If data recovery is not in your budget now, and the data isn’t time sensitive, 1 thing you can do is simply keep the drive saved somewhere safe. This gives you time to save up money in order to have a capable lab recover the data for you. You should look for a lab that offers free evaluations, and will give you a firm quote in writing before they start the recovery process. That way if the price ends up being too high you can just have the drive sent back to you, and you would know the specific amount you would have to save up so as to get the recovery done at a later date. It’s not going to hurt the driveway, or make the chances of a recovery any less potential if the drive is saved somewhere as you save up to have it recovered. Bear in mind that any reputable company will not cost you anything if the information is unrecoverable. This is one crucial consideration to verify at any company you contact. Consumers can be captured paying a lot of money for data retrieval services, and still not have their data when it’s done. It is not uncommon for some businesses to charge $150 to $300 for parts, lab fees, try fees, or whatever they want to call it even on instances where the data is not recoverable.
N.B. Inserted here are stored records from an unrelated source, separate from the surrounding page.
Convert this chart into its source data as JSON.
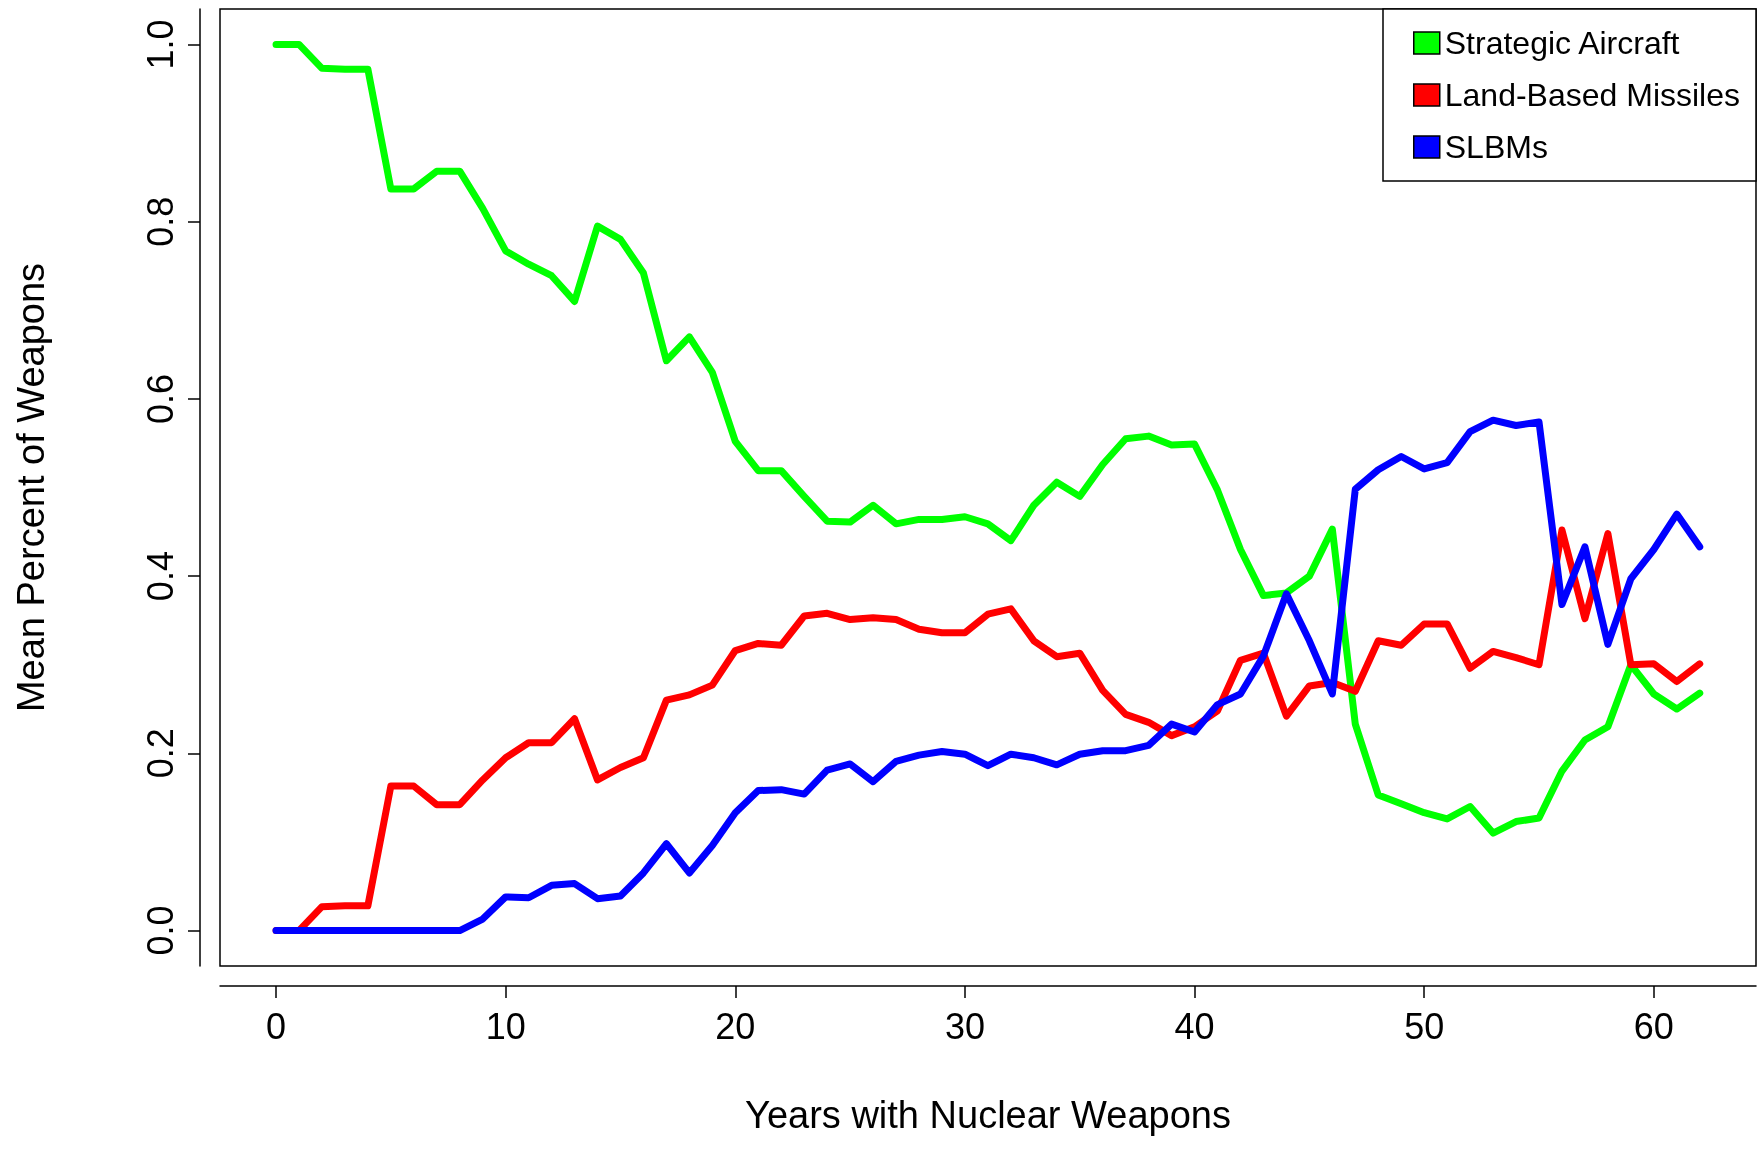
{
  "chart_data": {
    "type": "line",
    "xlabel": "Years with Nuclear Weapons",
    "ylabel": "Mean Percent of Weapons",
    "x": [
      0,
      1,
      2,
      3,
      4,
      5,
      6,
      7,
      8,
      9,
      10,
      11,
      12,
      13,
      14,
      15,
      16,
      17,
      18,
      19,
      20,
      21,
      22,
      23,
      24,
      25,
      26,
      27,
      28,
      29,
      30,
      31,
      32,
      33,
      34,
      35,
      36,
      37,
      38,
      39,
      40,
      41,
      42,
      43,
      44,
      45,
      46,
      47,
      48,
      49,
      50,
      51,
      52,
      53,
      54,
      55,
      56,
      57,
      58,
      59,
      60,
      61,
      62
    ],
    "series": [
      {
        "name": "Strategic Aircraft",
        "color": "#00ff00",
        "values": [
          1.0,
          1.0,
          0.973,
          0.972,
          0.972,
          0.837,
          0.837,
          0.857,
          0.857,
          0.815,
          0.767,
          0.752,
          0.739,
          0.71,
          0.795,
          0.78,
          0.742,
          0.643,
          0.67,
          0.63,
          0.552,
          0.519,
          0.519,
          0.49,
          0.462,
          0.461,
          0.48,
          0.459,
          0.464,
          0.464,
          0.467,
          0.459,
          0.44,
          0.48,
          0.506,
          0.49,
          0.526,
          0.555,
          0.558,
          0.548,
          0.549,
          0.497,
          0.43,
          0.378,
          0.381,
          0.4,
          0.453,
          0.233,
          0.153,
          0.143,
          0.133,
          0.126,
          0.14,
          0.11,
          0.123,
          0.127,
          0.18,
          0.215,
          0.23,
          0.3,
          0.267,
          0.25,
          0.268
        ]
      },
      {
        "name": "Land-Based Missiles",
        "color": "#ff0000",
        "values": [
          0,
          0,
          0.027,
          0.028,
          0.028,
          0.163,
          0.163,
          0.142,
          0.142,
          0.17,
          0.195,
          0.212,
          0.212,
          0.239,
          0.17,
          0.184,
          0.195,
          0.26,
          0.266,
          0.277,
          0.316,
          0.324,
          0.322,
          0.355,
          0.358,
          0.351,
          0.353,
          0.351,
          0.34,
          0.336,
          0.336,
          0.357,
          0.363,
          0.327,
          0.309,
          0.313,
          0.271,
          0.244,
          0.235,
          0.22,
          0.23,
          0.248,
          0.305,
          0.313,
          0.242,
          0.276,
          0.28,
          0.27,
          0.327,
          0.322,
          0.346,
          0.346,
          0.296,
          0.315,
          0.308,
          0.3,
          0.452,
          0.352,
          0.448,
          0.3,
          0.301,
          0.281,
          0.301
        ]
      },
      {
        "name": "SLBMs",
        "color": "#0000ff",
        "values": [
          0,
          0,
          0,
          0,
          0,
          0,
          0,
          0,
          0,
          0.013,
          0.038,
          0.037,
          0.051,
          0.053,
          0.036,
          0.039,
          0.065,
          0.098,
          0.065,
          0.096,
          0.133,
          0.158,
          0.159,
          0.154,
          0.181,
          0.188,
          0.168,
          0.191,
          0.198,
          0.202,
          0.199,
          0.186,
          0.199,
          0.195,
          0.187,
          0.199,
          0.203,
          0.203,
          0.209,
          0.233,
          0.224,
          0.255,
          0.267,
          0.31,
          0.38,
          0.327,
          0.267,
          0.498,
          0.52,
          0.535,
          0.521,
          0.528,
          0.563,
          0.576,
          0.57,
          0.574,
          0.368,
          0.433,
          0.323,
          0.397,
          0.43,
          0.47,
          0.433
        ]
      }
    ],
    "xlim": [
      -2.44,
      64.45
    ],
    "ylim": [
      -0.04,
      1.04
    ],
    "xticks": [
      0,
      10,
      20,
      30,
      40,
      50,
      60
    ],
    "yticks": [
      {
        "value": 0,
        "label": "0.0"
      },
      {
        "value": 0.2,
        "label": "0.2"
      },
      {
        "value": 0.4,
        "label": "0.4"
      },
      {
        "value": 0.6,
        "label": "0.6"
      },
      {
        "value": 0.8,
        "label": "0.8"
      },
      {
        "value": 1,
        "label": "1.0"
      }
    ],
    "legend": "top right",
    "grid": false,
    "marker": "none",
    "line_style": "solid"
  }
}
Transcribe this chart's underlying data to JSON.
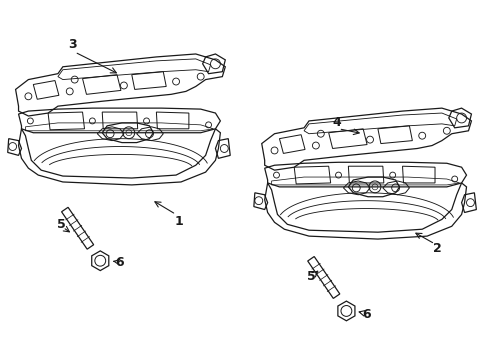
{
  "background_color": "#ffffff",
  "line_color": "#1a1a1a",
  "line_width": 0.9,
  "fig_width": 4.89,
  "fig_height": 3.6,
  "dpi": 100
}
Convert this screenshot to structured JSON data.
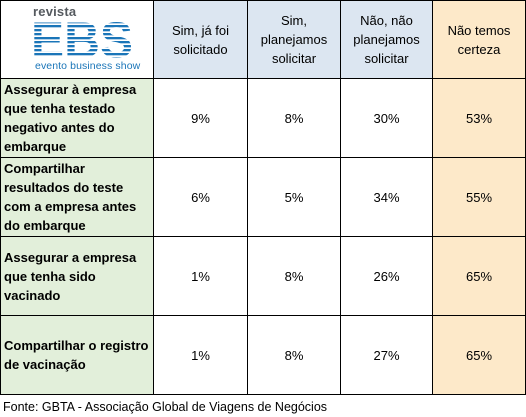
{
  "logo": {
    "top_text": "revista",
    "letters": "EBS",
    "bottom_text": "evento business show",
    "brand_color": "#1a75b8"
  },
  "chart_data": {
    "type": "table",
    "columns": [
      "Sim, já foi solicitado",
      "Sim, planejamos solicitar",
      "Não, não planejamos solicitar",
      "Não temos certeza"
    ],
    "rows": [
      {
        "label": "Assegurar à empresa que tenha testado negativo antes do embarque",
        "values": [
          "9%",
          "8%",
          "30%",
          "53%"
        ]
      },
      {
        "label": "Compartilhar resultados do teste com a empresa antes do embarque",
        "values": [
          "6%",
          "5%",
          "34%",
          "55%"
        ]
      },
      {
        "label": "Assegurar a empresa que tenha sido vacinado",
        "values": [
          "1%",
          "8%",
          "26%",
          "65%"
        ]
      },
      {
        "label": "Compartilhar o registro de vacinação",
        "values": [
          "1%",
          "8%",
          "27%",
          "65%"
        ]
      }
    ],
    "highlight_column": 3,
    "colors": {
      "header_fill": "#dce6f1",
      "row_label_fill": "#e2efda",
      "highlight_fill": "#fde9c9",
      "border": "#000000"
    }
  },
  "source": "Fonte: GBTA - Associação Global de Viagens de Negócios"
}
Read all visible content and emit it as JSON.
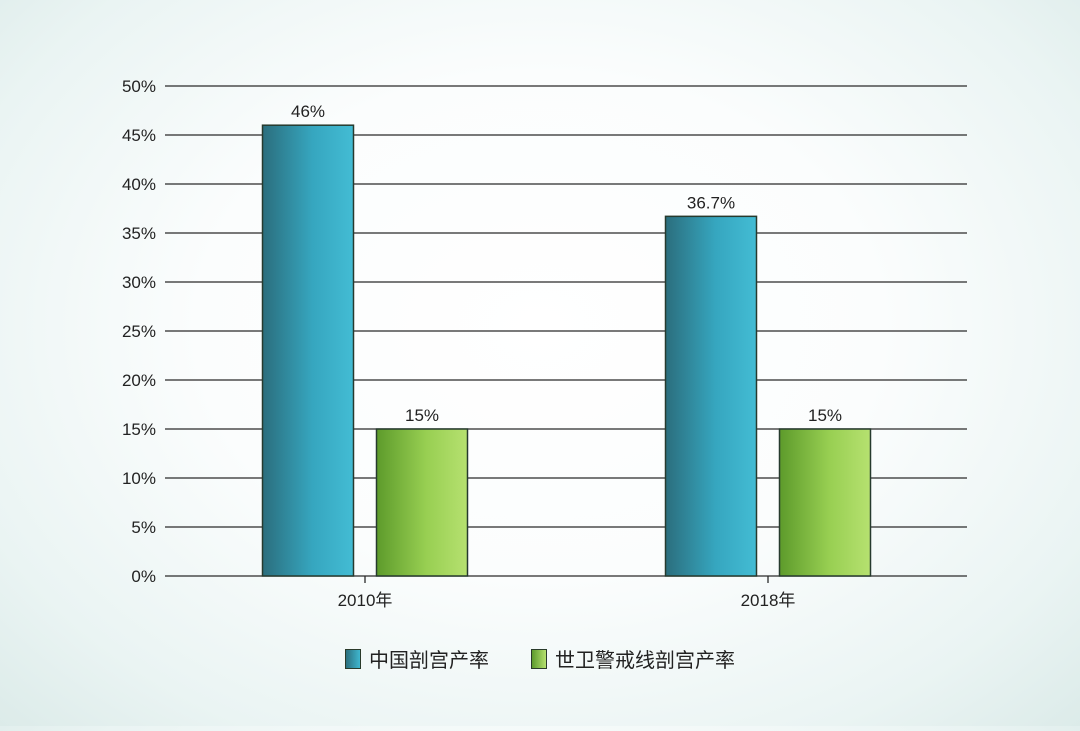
{
  "chart_data": {
    "type": "bar",
    "title": "",
    "xlabel": "",
    "ylabel": "",
    "categories": [
      "2010年",
      "2018年"
    ],
    "series": [
      {
        "name": "中国剖宫产率",
        "values": [
          46,
          36.7
        ],
        "labels": [
          "46%",
          "36.7%"
        ],
        "color": "#3ab3cb"
      },
      {
        "name": "世卫警戒线剖宫产率",
        "values": [
          15,
          15
        ],
        "labels": [
          "15%",
          "15%"
        ],
        "color": "#8cc84a"
      }
    ],
    "y_ticks": [
      "0%",
      "5%",
      "10%",
      "15%",
      "20%",
      "25%",
      "30%",
      "35%",
      "40%",
      "45%",
      "50%"
    ],
    "ylim": [
      0,
      50
    ],
    "grid": true,
    "legend_position": "bottom-center"
  }
}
Things You Can Do Yourself

Should you suspect that your hard drive has failed you will find two or three things you can try in your own to prevent the expenses of sending the drive to a data recovery laboratory. First of all, if the drive is clicking, knocking, or making any unusual sounds, then you’re out of alternatives to try yourself. Those cases definitely need professional data recovery service. Whatever you read about putting drives in freezers, opening them up, or whatever, anything you do in a situation such as this can only make the situation worse. In case the drive makes any unusual noises in any respect, it’s ideal to just immediately power down the drive.

If the driveway sounds ok, you might choose to try it in another computer. It might be an issue with your motherboard, or even the cabling on your PC. Make sure all connections are secure to the hard drive. If you do not understand what to search for, then see if you can find a family member who is knowledgeable with computers to help you.